I'm not sure how many of the mutants we are supposed to recognise - Banshee and Peepers are in Apocalypse's group, but I do not recognise any others. The issue could have benefitted from introducing us to the member's of the brotherhood, some of whom I am curious about. This would have given their deaths and Apocalypse's casual survival of the fittest attitude more resonance, and garnered even more sympathy for Magneto. I felt myself rooting for him - this is not the same Magneto as seen in the early X-Men comics. Despite his earlier outburst, he shows compassion to defeated humans, and a reluctance to see the conflict escalate and pull more humans and mutants into it. Wanda gave everyone their greatest wish in House of M - is this how Magneto wished he had behaved? It would seem that the Professor has not formed the X-Men, as the Sentinel factory was not destroyed - does Charles wish that he had never formed the X-Men? At long last, we are shown proof that Polaris is in fact Magneto's daughter - but in an alternate reality in which the Scarlet Witch gave people their greatest desires.

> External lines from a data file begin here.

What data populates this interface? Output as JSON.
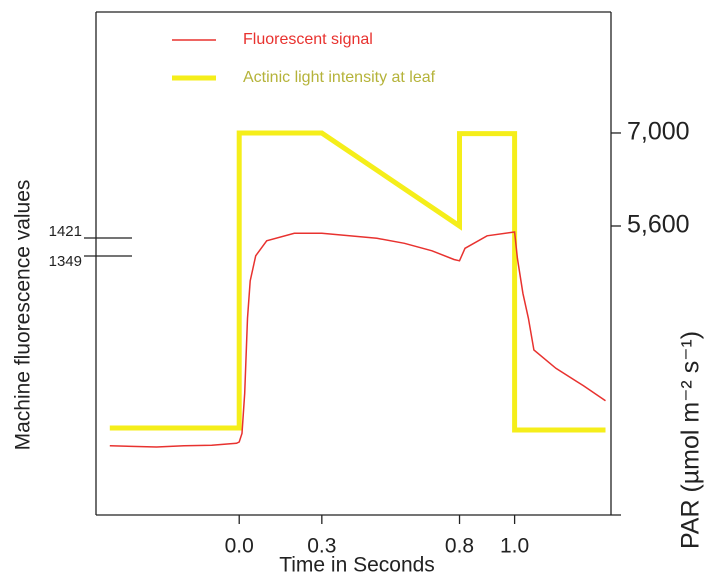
{
  "chart_data": {
    "type": "line",
    "xlabel": "Time in Seconds",
    "ylabel": "Machine fluorescence values",
    "y2label": "PAR (µmol m⁻² s⁻¹)",
    "xlim": [
      -0.52,
      1.35
    ],
    "xticks": [
      {
        "value": 0,
        "label": "0.0"
      },
      0.3,
      0.8,
      {
        "value": 1,
        "label": "1.0"
      }
    ],
    "ylim": [
      313,
      2325
    ],
    "yticks": [
      1349,
      1421
    ],
    "y2lim": [
      1250,
      8821
    ],
    "y2ticks": [
      {
        "value": 5600,
        "label": "5,600"
      },
      {
        "value": 7000,
        "label": "7,000"
      }
    ],
    "series": [
      {
        "name": "Fluorescent signal",
        "color": "#e8322f",
        "width": 1.5,
        "x": [
          -0.47,
          -0.3,
          -0.2,
          -0.1,
          -0.01,
          0.0,
          0.01,
          0.02,
          0.03,
          0.04,
          0.06,
          0.1,
          0.2,
          0.3,
          0.4,
          0.5,
          0.6,
          0.7,
          0.78,
          0.8,
          0.82,
          0.9,
          1.0,
          1.01,
          1.03,
          1.05,
          1.07,
          1.15,
          1.25,
          1.33
        ],
        "values": [
          590,
          585,
          590,
          592,
          600,
          605,
          640,
          800,
          1100,
          1250,
          1350,
          1410,
          1440,
          1440,
          1430,
          1420,
          1400,
          1370,
          1335,
          1330,
          1380,
          1430,
          1445,
          1340,
          1200,
          1100,
          973,
          900,
          830,
          770
        ]
      },
      {
        "name": "Actinic light intensity at leaf",
        "color": "#f5ee1a",
        "text_color": "#b5b33a",
        "width": 5,
        "axis": "y2",
        "x": [
          -0.47,
          0.0,
          0.0,
          0.3,
          0.8,
          0.8,
          1.0,
          1.0,
          1.33
        ],
        "values": [
          2560,
          2560,
          7000,
          7000,
          5600,
          6990,
          6990,
          2530,
          2530
        ]
      }
    ]
  }
}
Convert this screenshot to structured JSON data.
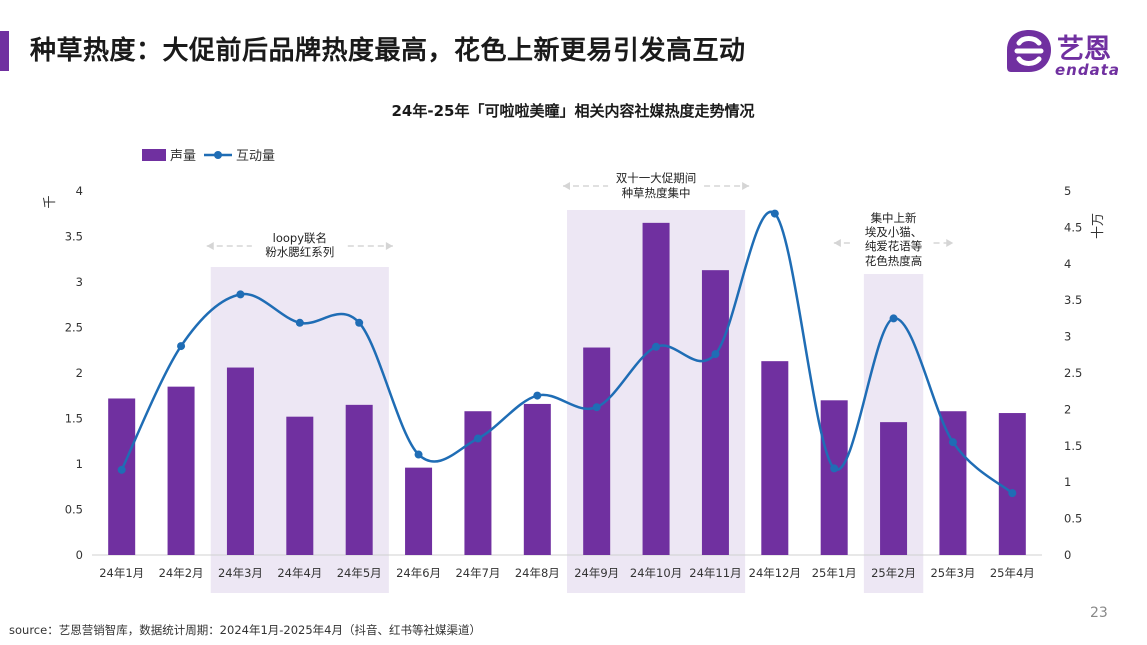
{
  "header": {
    "title": "种草热度：大促前后品牌热度最高，花色上新更易引发高互动"
  },
  "logo": {
    "cn_text": "艺恩",
    "en_text": "endata"
  },
  "colors": {
    "accent": "#7030A0",
    "bar": "#7030A0",
    "line": "#1F6DB5",
    "highlight": "#EDE7F4",
    "arrow": "#D5D5D5"
  },
  "chart_data": {
    "type": "bar",
    "title": "24年-25年「可啦啦美瞳」相关内容社媒热度走势情况",
    "categories": [
      "24年1月",
      "24年2月",
      "24年3月",
      "24年4月",
      "24年5月",
      "24年6月",
      "24年7月",
      "24年8月",
      "24年9月",
      "24年10月",
      "24年11月",
      "24年12月",
      "25年1月",
      "25年2月",
      "25年3月",
      "25年4月"
    ],
    "series": [
      {
        "name": "声量",
        "type": "bar",
        "axis": "left",
        "values": [
          1.72,
          1.85,
          2.06,
          1.52,
          1.65,
          0.96,
          1.58,
          1.66,
          2.28,
          3.65,
          3.13,
          2.13,
          1.7,
          1.46,
          1.58,
          1.56
        ]
      },
      {
        "name": "互动量",
        "type": "line",
        "axis": "right",
        "smooth": true,
        "values": [
          1.17,
          2.87,
          3.58,
          3.19,
          3.19,
          1.38,
          1.6,
          2.19,
          2.03,
          2.86,
          2.76,
          4.69,
          1.19,
          3.25,
          1.55,
          0.85
        ]
      }
    ],
    "y_left": {
      "label": "千",
      "range": [
        0,
        4
      ],
      "ticks": [
        "0",
        "0.5",
        "1",
        "1.5",
        "2",
        "2.5",
        "3",
        "3.5",
        "4"
      ]
    },
    "y_right": {
      "label": "十万",
      "range": [
        0,
        5
      ],
      "ticks": [
        "0",
        "0.5",
        "1",
        "1.5",
        "2",
        "2.5",
        "3",
        "3.5",
        "4",
        "4.5",
        "5"
      ]
    },
    "legend": {
      "position": "top-left",
      "items": [
        "声量",
        "互动量"
      ]
    },
    "highlights": [
      {
        "from": 2,
        "to": 4,
        "lines": [
          "loopy联名",
          "粉水腮红系列"
        ]
      },
      {
        "from": 8,
        "to": 10,
        "lines": [
          "双十一大促期间",
          "种草热度集中"
        ]
      },
      {
        "from": 13,
        "to": 13,
        "lines": [
          "集中上新",
          "埃及小猫、",
          "纯爱花语等",
          "花色热度高"
        ]
      }
    ]
  },
  "footer": {
    "source": "source：艺恩营销智库，数据统计周期：2024年1月-2025年4月（抖音、红书等社媒渠道）",
    "page_number": "23"
  }
}
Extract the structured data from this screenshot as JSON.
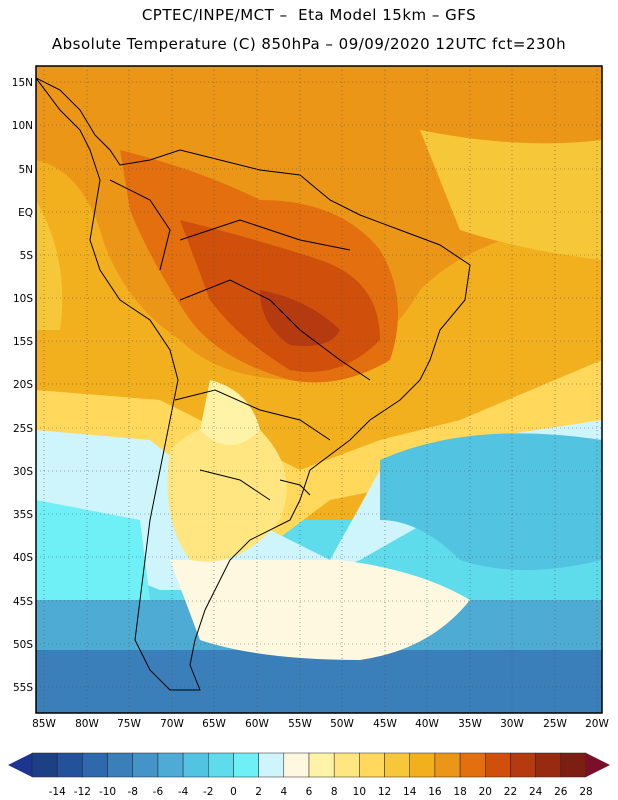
{
  "header": {
    "line1": "CPTEC/INPE/MCT –  Eta Model 15km – GFS",
    "line2": "Absolute Temperature (C) 850hPa – 09/09/2020 12UTC fct=230h"
  },
  "axes": {
    "lat_labels": [
      "15N",
      "10N",
      "5N",
      "EQ",
      "5S",
      "10S",
      "15S",
      "20S",
      "25S",
      "30S",
      "35S",
      "40S",
      "45S",
      "50S",
      "55S"
    ],
    "lon_labels": [
      "85W",
      "80W",
      "75W",
      "70W",
      "65W",
      "60W",
      "55W",
      "50W",
      "45W",
      "40W",
      "35W",
      "30W",
      "25W",
      "20W"
    ]
  },
  "colorbar": {
    "unit": "C",
    "ticks": [
      "-14",
      "-12",
      "-10",
      "-8",
      "-6",
      "-4",
      "-2",
      "0",
      "2",
      "4",
      "6",
      "8",
      "10",
      "12",
      "14",
      "16",
      "18",
      "20",
      "22",
      "24",
      "26",
      "28"
    ],
    "colors": [
      "#1d3f86",
      "#24529a",
      "#2e68ad",
      "#3a7fba",
      "#4594c8",
      "#4eabd4",
      "#52c3e1",
      "#5fdcec",
      "#6ff0f6",
      "#cdf5fb",
      "#fff8e0",
      "#fff3a8",
      "#ffe680",
      "#ffd85c",
      "#f7c73a",
      "#f2b01e",
      "#ec9618",
      "#e36f0e",
      "#cf4f0b",
      "#b53a10",
      "#992a12",
      "#7d1e12"
    ],
    "low_end_color": "#1d3590",
    "high_end_color": "#7a0f2a"
  }
}
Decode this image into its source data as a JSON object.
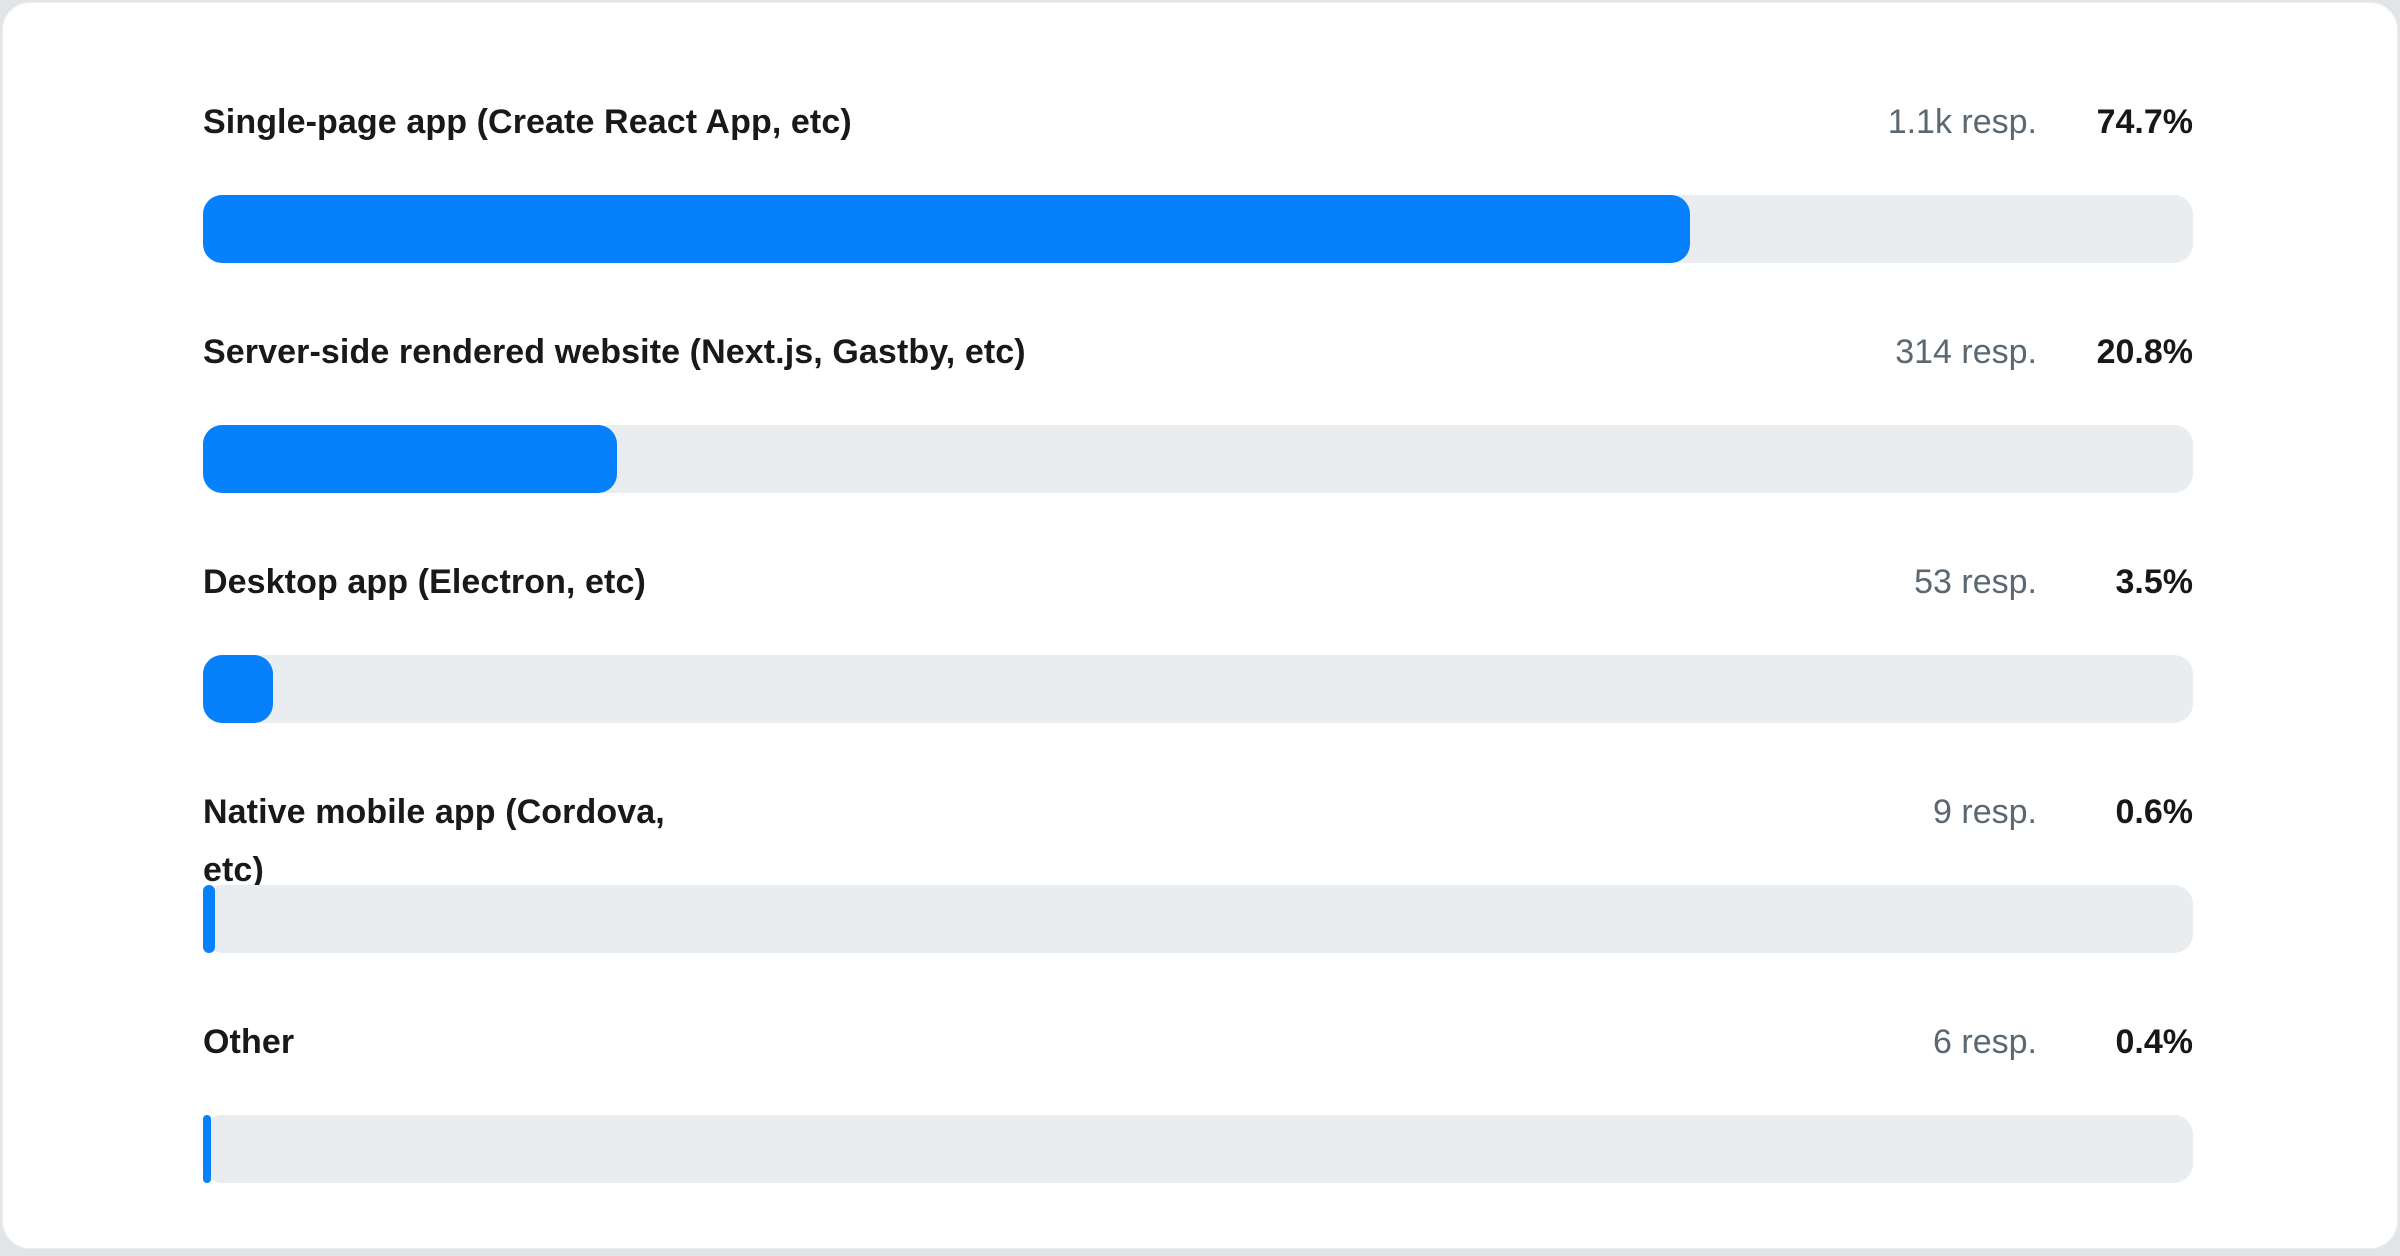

It still leaves us with the question of whether Polaris really is Magneto's daughter, or if this is a product of Magneto's wish to have a family that his beliefs did not destroy. Or has Polaris always wanted Magneto to be her father? This issue brings up some surprising questions about the desires of Magneto, Polaris and the Professor, which I was not expecting.
Verdict: Major Victory! This is the best start to a miniseries I have read in a long time.